Die Spannung steigt im Dax. Im frühen Donnerstagshandel (28.04.) kämpft sich der Dax in Richtung 14.000 Punkte vor.

Ein rasches Comeback des Index oberhalb dieser psychologisch wichtigen Marke von 14.000 Punkten muss das Ziel sein, um die Stabilisierung voranzubringen. Dass das Vorhaben keine ausgemachte Sache ist, zeigt ein Blick in den Kalender.

Im weiteren Tagesverlauf stehen zahlreiche Konjunktur- und Preisdaten zur Veröffentlichung an. Diese bergen durchaus Überraschungspotential und könnten den Dax in die eine oder aber in die andere Richtung bewegen.

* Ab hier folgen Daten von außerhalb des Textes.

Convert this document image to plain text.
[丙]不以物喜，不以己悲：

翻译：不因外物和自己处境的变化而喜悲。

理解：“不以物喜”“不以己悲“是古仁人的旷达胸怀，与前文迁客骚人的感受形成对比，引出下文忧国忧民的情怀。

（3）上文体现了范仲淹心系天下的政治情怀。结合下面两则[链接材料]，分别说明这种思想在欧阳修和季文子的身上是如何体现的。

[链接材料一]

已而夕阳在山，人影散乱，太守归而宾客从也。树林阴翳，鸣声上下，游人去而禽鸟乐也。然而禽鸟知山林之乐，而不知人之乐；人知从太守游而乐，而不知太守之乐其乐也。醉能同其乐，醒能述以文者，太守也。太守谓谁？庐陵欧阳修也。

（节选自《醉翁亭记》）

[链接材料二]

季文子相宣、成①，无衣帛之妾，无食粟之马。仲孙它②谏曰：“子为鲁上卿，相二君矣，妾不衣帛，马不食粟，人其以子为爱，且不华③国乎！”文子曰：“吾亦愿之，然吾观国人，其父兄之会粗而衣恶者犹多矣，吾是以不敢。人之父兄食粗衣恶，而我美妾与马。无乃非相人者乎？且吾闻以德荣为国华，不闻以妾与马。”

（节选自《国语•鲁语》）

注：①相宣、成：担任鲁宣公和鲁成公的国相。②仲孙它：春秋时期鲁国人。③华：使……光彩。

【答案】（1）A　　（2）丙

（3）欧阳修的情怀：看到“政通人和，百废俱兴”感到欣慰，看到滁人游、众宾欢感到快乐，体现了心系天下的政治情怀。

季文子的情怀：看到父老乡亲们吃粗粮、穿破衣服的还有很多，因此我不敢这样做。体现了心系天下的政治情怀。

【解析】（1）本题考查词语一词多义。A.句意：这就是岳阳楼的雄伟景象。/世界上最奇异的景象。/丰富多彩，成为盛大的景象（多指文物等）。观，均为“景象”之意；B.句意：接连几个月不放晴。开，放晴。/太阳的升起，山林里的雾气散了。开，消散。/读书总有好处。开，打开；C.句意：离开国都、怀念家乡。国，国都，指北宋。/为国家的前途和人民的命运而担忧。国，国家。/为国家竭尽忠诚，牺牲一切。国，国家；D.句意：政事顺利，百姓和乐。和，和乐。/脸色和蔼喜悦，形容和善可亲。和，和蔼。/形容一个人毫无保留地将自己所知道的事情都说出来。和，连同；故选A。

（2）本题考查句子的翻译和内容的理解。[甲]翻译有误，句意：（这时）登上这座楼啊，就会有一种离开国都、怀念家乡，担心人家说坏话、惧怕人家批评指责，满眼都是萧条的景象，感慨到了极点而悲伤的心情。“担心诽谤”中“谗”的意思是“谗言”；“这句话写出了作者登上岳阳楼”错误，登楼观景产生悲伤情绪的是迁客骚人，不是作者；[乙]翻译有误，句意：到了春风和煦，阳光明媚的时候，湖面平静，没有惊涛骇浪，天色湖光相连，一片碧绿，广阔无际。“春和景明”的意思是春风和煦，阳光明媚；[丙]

Unseren beiden heutigen Protagonisten Bayer und BASF stehen wichtige Handelstage ins Haus. Während Bayer versucht, die Konsolidierung in Grenzen zu halten, ringt BASF unverändert um die Ausbildung eines tragfähigen Bodens. Bleiben wir zunächst bei BASF.

BASF – (K)Ein Boden in Sicht!

Seit Anfang März versucht sich die BASF-Aktie (WKN: BASF11  ISIN: DE000BASF111  Ticker-Symbol: BAS) an einer Bodenbildung. Bis dato blieb der gewünschte Erfolg aus.

BASF

Der obere BASF-Chart zeigt, dass die Claims in puncto Bodenbildung klar abgesteckt sind. Während auf der Oberseite ein Ausbruch der BASF-Aktie über die 55+ Euro (idealerweise über die 57 Euro) die Bodenbildung entscheidend voranbringen würde, würde ein Rücksetzer unter das März-Tief bei 47+ Euro das Ende dieses Versuchs und die Wiederaufahme der Korrekturbewegung einläuten.

Zuletzt gab es für BASF bereits eine Schrecksekunde zu überstehen, als die Aktie die Marke von 50 Euro temporär aufgeben musste und in Richtung März-Tief abtauchte. Letztendlich konnte sich BASF noch einmal retten, dennoch zeigt der Verlauf, wie unruhig der Markt ist. Bei einem Rücksetzer unter die 47 Euro würden mit den 45 Euro bzw. 41 Euro weitere potentielle Bewegungsziele warten.

Bayer – Ist die Kursrally zu Ende?

Unsere letzte Kommentierung (20.04.) zur Bayer-Aktie (WKN: BAY001  ISIN: DE000BAY0017  Ticker-Symbol: BAYN) überschrieben wir mit „Rallyszenario bekommt erste Kratzer.“ und thematisierten darin die Ermüdungserscheinungen, die nach der Rally zu beobachten waren.

Bayer

Während Bayer zum damaligen Zeitpunkt aber noch oberhalb von 65 Euro notierte und damit Kontakt zum vorherigen Verlaufshoch halten konnte, stellt sich heute ein etwas anderes Bild dar. Bayer musste den Verlust der 65er Unterstützung verkraften. Allerdings blieben kräftige Gewinnmitnahmen bislang aus.

Bayer hält sich noch immer oberhalb von 60 Euro, die eine weitere wichtige Unterstützung darstellen. Idealerweise kann Bayer die Konsolidierung weiterhin oberhalb von 60 Euro gestalten. Bei einem Rücksetzer unter die 55 Euro wäre dann allerdings Vorsicht geboten.